Seller provided inaccurate information in disclosure

3 Replies

I have a duplex under contract right now in Michigan.  The seller's disclosure said that the septic system was pumped and inspected in 2014.  Because of this I didn't schedule to get the septic system inspected while the house was being inspected.  My home inspection was completed on Thursday and I requested that my agent ask for the paperwork on the septic inspection from the seller.  I just got this email from the seller's agent tonight.

My client emailed the following and included the attached:

I went back into the records and either didn’t recall the pump out correctly or lost the invoice record.

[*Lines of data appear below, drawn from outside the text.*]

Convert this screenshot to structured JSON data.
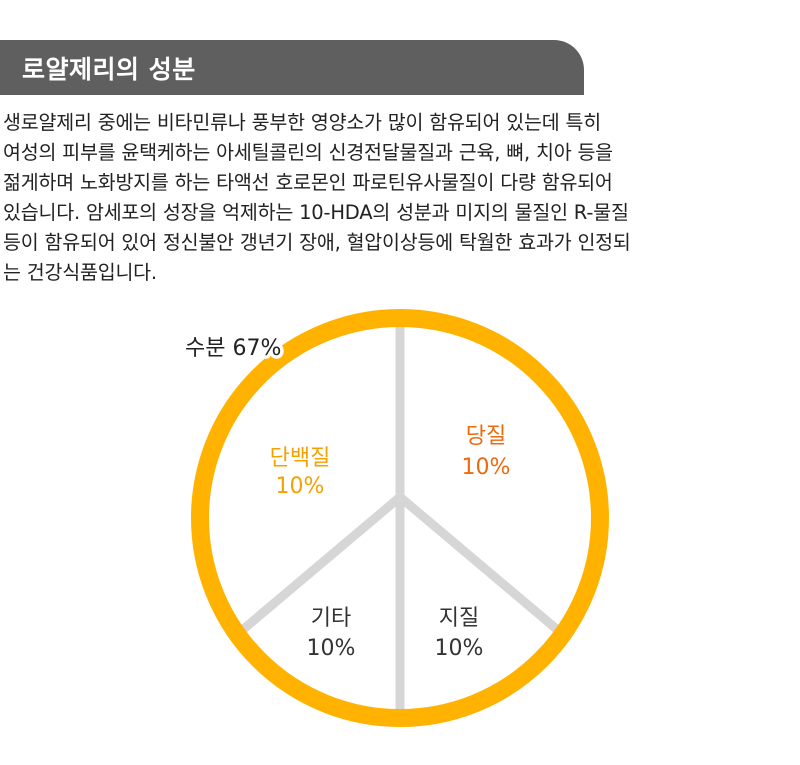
{
  "header": {
    "title": "로얄제리의 성분"
  },
  "description": "생로얄제리 중에는 비타민류나 풍부한 영양소가 많이 함유되어 있는데  특히\n여성의 피부를 윤택케하는 아세틸콜린의 신경전달물질과 근육, 뼈, 치아 등을\n젊게하며 노화방지를 하는 타액선 호로몬인 파로틴유사물질이 다량 함유되어\n있습니다. 암세포의 성장을 억제하는 10-HDA의 성분과 미지의 물질인 R-물질\n등이 함유되어 있어 정신불안 갱년기 장애, 혈압이상등에 탁월한 효과가 인정되\n는 건강식품입니다.",
  "colors": {
    "ring": "#FFB300",
    "divider": "#d6d6d6",
    "protein": "#F5A100",
    "sugar": "#EE6A0C",
    "neutral": "#333333",
    "header_bg": "#5f5f5f"
  },
  "chart_data": {
    "type": "pie",
    "outer_label": "수분 67%",
    "outer_value": 67,
    "segments": [
      {
        "label": "단백질",
        "value": 10,
        "value_text": "10%",
        "color": "#F5A100"
      },
      {
        "label": "당질",
        "value": 10,
        "value_text": "10%",
        "color": "#EE6A0C"
      },
      {
        "label": "기타",
        "value": 10,
        "value_text": "10%",
        "color": "#333333"
      },
      {
        "label": "지질",
        "value": 10,
        "value_text": "10%",
        "color": "#333333"
      }
    ]
  }
}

Attached is the last pump out I can find, in November of 2010. There was no “report”, but the licensed septic man (Walt Steuer) did not recommend any repairs; he simply hauled the waste away.

Sorry I can’t be more informative, however we’ve not been informed by either tenant that there is an issue (e.g. slow drainage from sinks/toilets, gurgling or other symptoms of a full septic tank). Nov ’11 is within the typical 6 year pump out recommendation, however.

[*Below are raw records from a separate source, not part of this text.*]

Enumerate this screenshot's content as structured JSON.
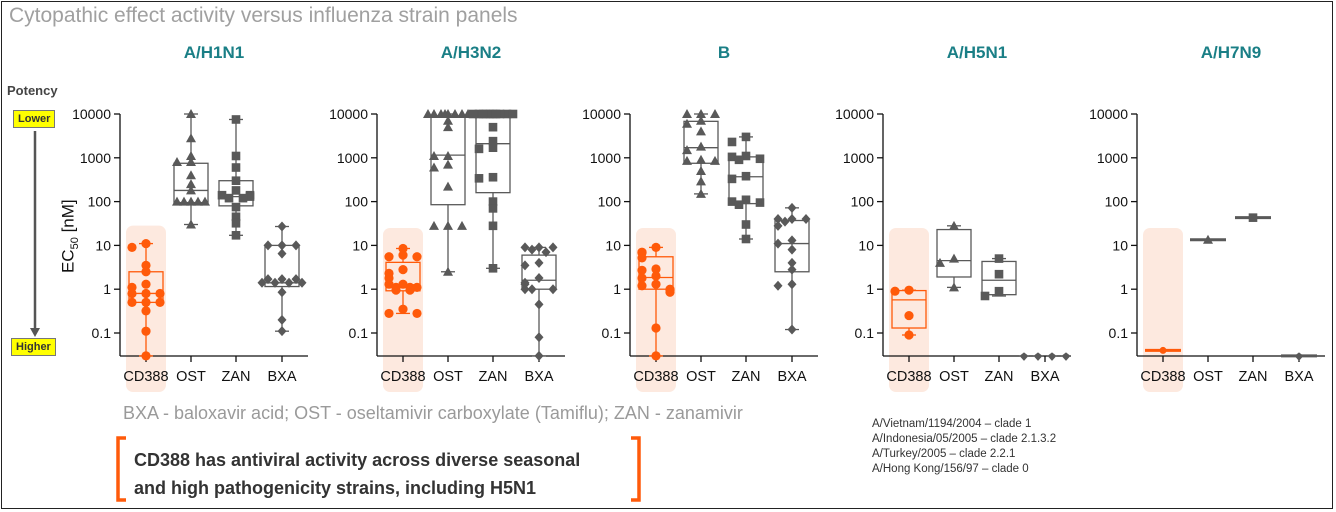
{
  "title": "Cytopathic effect activity versus influenza strain panels",
  "potency": {
    "label": "Potency",
    "top": "Lower",
    "bottom": "Higher"
  },
  "y_axis_label": "EC",
  "y_axis_sub": "50",
  "y_axis_unit": " [nM]",
  "footnote": "BXA - baloxavir acid; OST - oseltamivir carboxylate (Tamiflu); ZAN - zanamivir",
  "claim": [
    "CD388 has antiviral activity across diverse seasonal",
    "and high pathogenicity strains, including H5N1"
  ],
  "h5n1_strains": [
    "A/Vietnam/1194/2004 – clade 1",
    "A/Indonesia/05/2005 – clade 2.1.3.2",
    "A/Turkey/2005 – clade 2.2.1",
    "A/Hong Kong/156/97 – clade 0"
  ],
  "colors": {
    "cd388": "#ff5a0a",
    "comparator": "#595959",
    "highlight": "#fde9df",
    "panel_title": "#1a7f86",
    "bracket": "#ff5a0a"
  },
  "chart_data": {
    "type": "box-scatter",
    "y_scale": "log",
    "ylim": [
      0.03,
      10000
    ],
    "yticks": [
      "10000",
      "1000",
      "100",
      "10",
      "1",
      "0.1"
    ],
    "ytick_values": [
      10000,
      1000,
      100,
      10,
      1,
      0.1
    ],
    "categories": [
      "CD388",
      "OST",
      "ZAN",
      "BXA"
    ],
    "markers": {
      "CD388": "circle",
      "OST": "triangle",
      "ZAN": "square",
      "BXA": "diamond"
    },
    "panels": [
      {
        "title": "A/H1N1",
        "series": [
          {
            "name": "CD388",
            "points": [
              11,
              9,
              3.5,
              2.5,
              1.3,
              1.1,
              0.8,
              0.8,
              0.8,
              0.5,
              0.5,
              0.5,
              0.32,
              0.11,
              0.03
            ],
            "box": {
              "min": 0.03,
              "q1": 0.5,
              "median": 0.8,
              "q3": 2.5,
              "max": 11
            }
          },
          {
            "name": "OST",
            "points": [
              10000,
              2800,
              1100,
              800,
              800,
              400,
              250,
              180,
              100,
              100,
              100,
              100,
              100,
              30
            ],
            "box": {
              "min": 30,
              "q1": 95,
              "median": 180,
              "q3": 750,
              "max": 10000
            }
          },
          {
            "name": "ZAN",
            "points": [
              7500,
              1100,
              600,
              300,
              180,
              140,
              140,
              130,
              120,
              120,
              75,
              45,
              32,
              17
            ],
            "box": {
              "min": 17,
              "q1": 80,
              "median": 130,
              "q3": 300,
              "max": 7500
            }
          },
          {
            "name": "BXA",
            "points": [
              27,
              10,
              10,
              10,
              6.5,
              1.7,
              1.7,
              1.7,
              1.4,
              1.4,
              1.4,
              1.4,
              0.85,
              0.2,
              0.11
            ],
            "box": {
              "min": 0.11,
              "q1": 1.15,
              "median": 1.4,
              "q3": 10,
              "max": 27
            }
          }
        ]
      },
      {
        "title": "A/H3N2",
        "series": [
          {
            "name": "CD388",
            "points": [
              8.5,
              6,
              5.5,
              5.5,
              2.8,
              2.3,
              1.8,
              1.3,
              1.3,
              1.1,
              1.1,
              1.1,
              0.95,
              0.95,
              0.35,
              0.28,
              0.28
            ],
            "box": {
              "min": 0.28,
              "q1": 0.92,
              "median": 1.25,
              "q3": 4.1,
              "max": 8.5
            }
          },
          {
            "name": "OST",
            "points": [
              10000,
              10000,
              10000,
              10000,
              10000,
              10000,
              10000,
              10000,
              7000,
              5000,
              1100,
              1100,
              700,
              600,
              220,
              28,
              28,
              28,
              2.5
            ],
            "box": {
              "min": 2.5,
              "q1": 85,
              "median": 1150,
              "q3": 9000,
              "max": 10000
            }
          },
          {
            "name": "ZAN",
            "points": [
              10000,
              10000,
              10000,
              10000,
              10000,
              10000,
              10000,
              10000,
              10000,
              10000,
              5000,
              2400,
              1700,
              1600,
              360,
              340,
              100,
              70,
              28,
              3
            ],
            "box": {
              "min": 3,
              "q1": 160,
              "median": 2100,
              "q3": 10000,
              "max": 10000
            }
          },
          {
            "name": "BXA",
            "points": [
              9,
              9,
              9,
              8,
              7,
              4,
              3.5,
              1.8,
              1.4,
              1.3,
              1.0,
              1.0,
              1.0,
              0.45,
              0.08,
              0.03
            ],
            "box": {
              "min": 0.03,
              "q1": 1.0,
              "median": 1.6,
              "q3": 6,
              "max": 9
            }
          }
        ]
      },
      {
        "title": "B",
        "series": [
          {
            "name": "CD388",
            "points": [
              9,
              7,
              6.8,
              5.2,
              2.9,
              2.7,
              2.0,
              1.8,
              1.3,
              1.2,
              1.0,
              0.95,
              0.85,
              0.13,
              0.03
            ],
            "box": {
              "min": 0.03,
              "q1": 1.0,
              "median": 1.85,
              "q3": 5.5,
              "max": 9
            }
          },
          {
            "name": "OST",
            "points": [
              10000,
              10000,
              10000,
              7000,
              6000,
              4000,
              1800,
              1500,
              900,
              850,
              850,
              500,
              290,
              150
            ],
            "box": {
              "min": 150,
              "q1": 750,
              "median": 1700,
              "q3": 6800,
              "max": 10000
            }
          },
          {
            "name": "ZAN",
            "points": [
              3000,
              2300,
              1100,
              1050,
              950,
              900,
              380,
              330,
              110,
              100,
              95,
              85,
              30,
              14
            ],
            "box": {
              "min": 14,
              "q1": 90,
              "median": 370,
              "q3": 1050,
              "max": 3000
            }
          },
          {
            "name": "BXA",
            "points": [
              72,
              40,
              40,
              40,
              35,
              28,
              13,
              11,
              8,
              4,
              2.8,
              1.3,
              1.2,
              0.12
            ],
            "box": {
              "min": 0.12,
              "q1": 2.5,
              "median": 11,
              "q3": 37,
              "max": 72
            }
          }
        ]
      },
      {
        "title": "A/H5N1",
        "series": [
          {
            "name": "CD388",
            "points": [
              0.95,
              0.9,
              0.25,
              0.09
            ],
            "box": {
              "min": 0.09,
              "q1": 0.13,
              "median": 0.57,
              "q3": 0.93,
              "max": 0.95
            }
          },
          {
            "name": "OST",
            "points": [
              28,
              5,
              4,
              1.1
            ],
            "box": {
              "min": 1.1,
              "q1": 1.9,
              "median": 4.5,
              "q3": 23,
              "max": 28
            }
          },
          {
            "name": "ZAN",
            "points": [
              5,
              2.2,
              0.9,
              0.7
            ],
            "box": {
              "min": 0.7,
              "q1": 0.75,
              "median": 1.6,
              "q3": 4.3,
              "max": 5
            }
          },
          {
            "name": "BXA",
            "points": [
              0.03,
              0.03,
              0.03,
              0.03
            ],
            "box": null
          }
        ]
      },
      {
        "title": "A/H7N9",
        "series": [
          {
            "name": "CD388",
            "points": [
              0.04
            ],
            "box": {
              "min": 0.04,
              "q1": 0.04,
              "median": 0.04,
              "q3": 0.04,
              "max": 0.04
            }
          },
          {
            "name": "OST",
            "points": [
              13.5
            ],
            "box": {
              "min": 13.5,
              "q1": 13.5,
              "median": 13.5,
              "q3": 13.5,
              "max": 13.5
            }
          },
          {
            "name": "ZAN",
            "points": [
              43
            ],
            "box": {
              "min": 43,
              "q1": 43,
              "median": 43,
              "q3": 43,
              "max": 43
            }
          },
          {
            "name": "BXA",
            "points": [
              0.03
            ],
            "box": {
              "min": 0.03,
              "q1": 0.03,
              "median": 0.03,
              "q3": 0.03,
              "max": 0.03
            }
          }
        ]
      }
    ]
  }
}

As I was looking through the records, I did note that the well pump was replaced with a new one in 2012.

This is frustrating to me because my deadline for addendums is on Monday.  I scrambled and was able to find a septic inspector that could get the inspection done today at the price of $350.

How should I handle this?  What if the inspection shows that the septic needs to be pumped?  Should the seller knock the cost of the inspection off the purchase price?  Did the seller break any laws by providing inaccurate info on a disclosure?

I wouldn't say the seller broke a law because you can't prove that the septic wasn't pumped and inspected.  I'd try to get them to pay for the inspection base on the fact they couldn't find documentation to back up the disclosure. I don't think that the seller would want to jeopardize the deal over 350 dollars and if they do well maybe they are afraid of the outcome.   

Having your own inspection done would be part of the due diligence that you should have completed.  I don't trust anything on disclosures. You could ask the seller to pay, can't hurt.  It would be difficult to prove that the seller was fraudulent in their disclosure. 

Good luck!

Honestly, if the inspection shows that it needs to be pumped that is the least of your problems. Just chalk it up to the standard 'overage' that you hopefully budgeted. Sure you can ask for the invoice to be paid by seller at closing, and if he agrees - great! If not, just take it as a cost of acquisition.

What you have a septic inspection for is to determine if you need to REPLACE the septic! I've replaced 3 in the last year - two of which had to be engineered custom systems (30k+ not fun). So if the inspection comes back that its bad - either get the seller to agree to pay for replacement, or walk away!